1323097 - Crash reason does not appear in minidumps submitted via the infobar

Bill McCloskey [inactive unless it's an emergency] (:billm)

Reporter

Description

•

8 years ago

I think we don't get the crash reason since it's attached via PrepareChildExceptionTimeAnnotations. That function writes its annotations into a temp file that (I believe) doesn't get picked up by the infobar code.

When we fix this, we should also make sure that the shmem code is updated as well (see bug 1278717).

Ryan VanderMeulen [:RyanVM]

Comment 1

•

7 years ago

Brad, can you help find an owner for this? This came up in bug 1322211 as a reason for why we're getting crash submissions without an abort reason.

Flags: needinfo?(blassey.bugs)

Mike Conley (:mconley) (:⚙️)

Comment 2

•

7 years ago

Having talked to aklotz, it seems like bug 1236108 made it so that the content process, when it crashes, creates both a minidump as well as its own .extra file (called GeckoChildCrash<pid>.extra). That .extra file is where the information we care about is.

Strangely, we've been apparently getting the information from that .extra file from about:tabcrashed, and both about:tabcrashed and the unsubmitted crash report notification bar both submit using the same mechanism.

Anyhow, I'll look into this.

Assignee: nobody → mconley

Status: NEW → ASSIGNED

Flags: needinfo?(blassey.bugs)

Mike Conley (:mconley) (:⚙️)

Updated

•

7 years ago

Flags: needinfo?(mconley)

Mike Conley (:mconley) (:⚙️)

Comment 3

•

7 years ago

Actually, more interesting is that with the function at [1], when constructing the .extra file for the main dump, the content process .extra information is merged into it.

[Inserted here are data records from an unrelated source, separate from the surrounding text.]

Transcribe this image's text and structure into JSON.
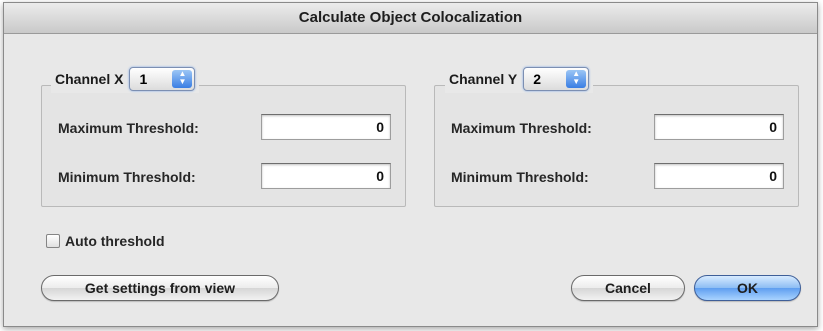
{
  "window": {
    "title": "Calculate Object Colocalization"
  },
  "channel_x": {
    "label": "Channel X",
    "selected": "1",
    "max_label": "Maximum Threshold:",
    "max_value": "0",
    "min_label": "Minimum Threshold:",
    "min_value": "0"
  },
  "channel_y": {
    "label": "Channel Y",
    "selected": "2",
    "max_label": "Maximum Threshold:",
    "max_value": "0",
    "min_label": "Minimum Threshold:",
    "min_value": "0"
  },
  "auto_threshold": {
    "label": "Auto threshold",
    "checked": false
  },
  "buttons": {
    "get_settings": "Get settings from view",
    "cancel": "Cancel",
    "ok": "OK"
  },
  "colors": {
    "default_button": "#5f9ef0",
    "accent": "#3a7ee4"
  }
}
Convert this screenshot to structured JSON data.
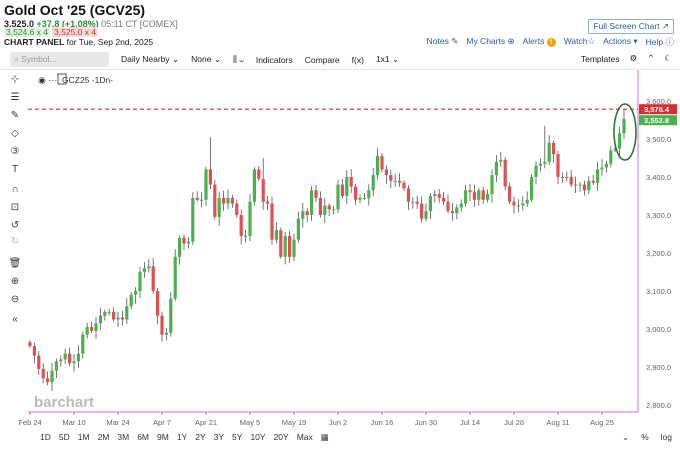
{
  "header": {
    "title": "Gold Oct '25 (GCV25)",
    "last": "3,525.0",
    "change": "+37.8 (+1.08%)",
    "time": "05:11 CT [COMEX]",
    "bid": "3,524.6 x 4",
    "ask": "3,525.0 x 4",
    "panel_label": "CHART PANEL",
    "panel_date": "for Tue, Sep 2nd, 2025"
  },
  "links": {
    "fullscreen": "Full Screen Chart ↗",
    "notes": "Notes",
    "mycharts": "My Charts",
    "alerts": "Alerts",
    "watch": "Watch",
    "actions": "Actions ▾",
    "help": "Help"
  },
  "toolbar": {
    "symbol_placeholder": "Symbol...",
    "period": "Daily Nearby ⌄",
    "overlay": "None ⌄",
    "bars": "⌄",
    "indicators": "Indicators",
    "compare": "Compare",
    "fx": "f(x)",
    "layout": "1x1 ⌄",
    "templates": "Templates"
  },
  "legend": {
    "symbol": "GCZ25 -1Dn-"
  },
  "ranges": [
    "1D",
    "5D",
    "1M",
    "2M",
    "3M",
    "6M",
    "9M",
    "1Y",
    "2Y",
    "3Y",
    "5Y",
    "10Y",
    "20Y",
    "Max"
  ],
  "bottom_right": {
    "pct": "%",
    "log": "log"
  },
  "watermark": "barchart",
  "colors": {
    "up": "#4caf50",
    "down": "#e05050",
    "accent": "#2a5d9f",
    "border": "#d76fd1",
    "ref_line": "#d32f2f"
  },
  "chart_data": {
    "type": "candlestick",
    "ylim": [
      2780,
      3640
    ],
    "y_ticks": [
      2800,
      2900,
      3000,
      3100,
      3200,
      3300,
      3400,
      3500,
      3600
    ],
    "y_tick_labels": [
      "2,800.0",
      "2,900.0",
      "3,000.0",
      "3,100.0",
      "3,200.0",
      "3,300.0",
      "3,400.0",
      "3,500.0",
      "3,600.0"
    ],
    "x_tick_labels": [
      "Feb 24",
      "Mar 10",
      "Mar 24",
      "Apr 7",
      "Apr 21",
      "May 5",
      "May 19",
      "Jun 2",
      "Jun 16",
      "Jun 30",
      "Jul 14",
      "Jul 28",
      "Aug 11",
      "Aug 25"
    ],
    "start_open": 2965,
    "closes": [
      2955,
      2930,
      2895,
      2870,
      2860,
      2890,
      2915,
      2920,
      2935,
      2910,
      2915,
      2935,
      2985,
      3005,
      2995,
      3015,
      3035,
      3045,
      3045,
      3025,
      3030,
      3025,
      3060,
      3090,
      3100,
      3150,
      3160,
      3165,
      3100,
      3035,
      2985,
      2990,
      3080,
      3190,
      3240,
      3225,
      3230,
      3345,
      3340,
      3340,
      3420,
      3380,
      3295,
      3345,
      3330,
      3345,
      3330,
      3300,
      3245,
      3245,
      3335,
      3420,
      3395,
      3335,
      3330,
      3235,
      3260,
      3190,
      3245,
      3190,
      3235,
      3290,
      3310,
      3300,
      3365,
      3345,
      3300,
      3325,
      3315,
      3315,
      3380,
      3350,
      3400,
      3375,
      3340,
      3345,
      3345,
      3365,
      3405,
      3455,
      3420,
      3405,
      3390,
      3390,
      3385,
      3370,
      3335,
      3335,
      3330,
      3290,
      3310,
      3350,
      3355,
      3345,
      3335,
      3310,
      3305,
      3320,
      3330,
      3365,
      3360,
      3340,
      3365,
      3340,
      3355,
      3405,
      3440,
      3445,
      3375,
      3335,
      3325,
      3325,
      3330,
      3340,
      3400,
      3430,
      3435,
      3440,
      3490,
      3460,
      3400,
      3400,
      3400,
      3380,
      3380,
      3380,
      3365,
      3390,
      3385,
      3420,
      3425,
      3435,
      3470,
      3475,
      3515,
      3552.8
    ],
    "reference_line": {
      "value": 3578.4,
      "label": "3,578.4"
    },
    "last_price": {
      "value": 3552.8,
      "label": "3,552.8"
    }
  }
}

I wonder if what's happening here is that sometimes this function isn't running - perhaps in the event that the parent process hasn't also had a minidump collected for it (ie, it wasn't a paired minidump).

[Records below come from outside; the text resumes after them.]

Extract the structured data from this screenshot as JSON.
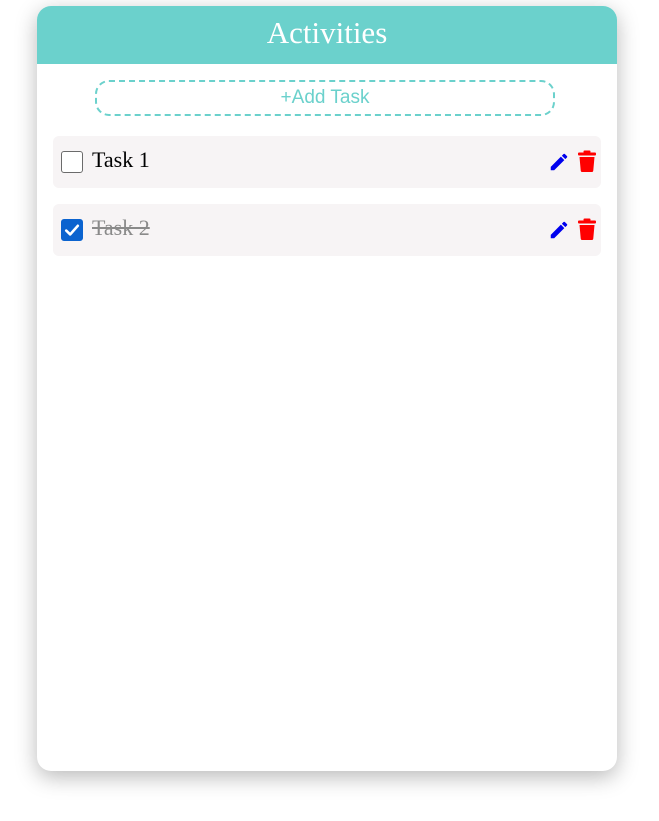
{
  "header": {
    "title": "Activities"
  },
  "add_task": {
    "label": "+Add Task"
  },
  "tasks": [
    {
      "label": "Task 1",
      "completed": false
    },
    {
      "label": "Task 2",
      "completed": true
    }
  ],
  "colors": {
    "accent": "#6bd1cc",
    "checkbox_checked": "#0b63cf",
    "edit_icon": "#0000ee",
    "delete_icon": "#ff0000",
    "task_background": "#f7f4f5"
  },
  "icons": {
    "edit": "pencil-icon",
    "delete": "trash-icon",
    "check": "checkmark-icon"
  }
}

[1]: http://searchfox.org/mozilla-central/rev/e95e4ed8b5229a29dacc32c0b90968df5e7a6ff3/toolkit/crashreporter/nsExceptionHandler.cpp#3298-3299

Mike Conley (:mconley) (:⚙️)

Comment 4

•

7 years ago

Hey billm, in bug 1322211 comment 2, you mentioned that the we're not picking up the extra values from the content process. It looks like bug 1236108 added code to sew the .extra file from the parent process together with one from the content process, and that's what gets sent. I just confirmed that this merging and sending works when sending from the infobar (which isn't super surprising, since they share the same crash report submission backend).

Do you know of a reliable way of creating the class of crash that caused this bug to be filed? Perhaps something in how we write the child process .extra file (or merge with the parent process) is falling over in certain conditions.

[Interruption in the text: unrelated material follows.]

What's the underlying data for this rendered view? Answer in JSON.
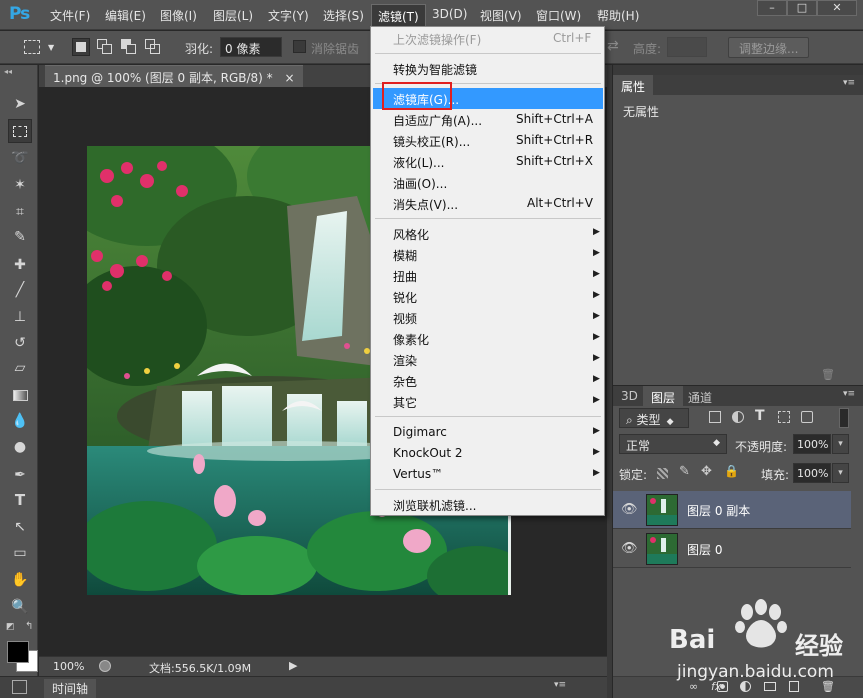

In any case, I suspect the notification bar code is innocent.

Flags: needinfo?(mconley) → needinfo?(wmccloskey)

Bill McCloskey [inactive unless it's an emergency] (:billm)

Reporter

Comment 5

•

7 years ago

If the parent process has already crashed or shut down, then we won't do the merging. I suspect that's what is happening. I'm not really sure what we could do about this then.

I think Chrome has a crash reporter process that just sits there and watches for crashes from all the other processes. That seems like a much better design, but we're probably a long way from that point.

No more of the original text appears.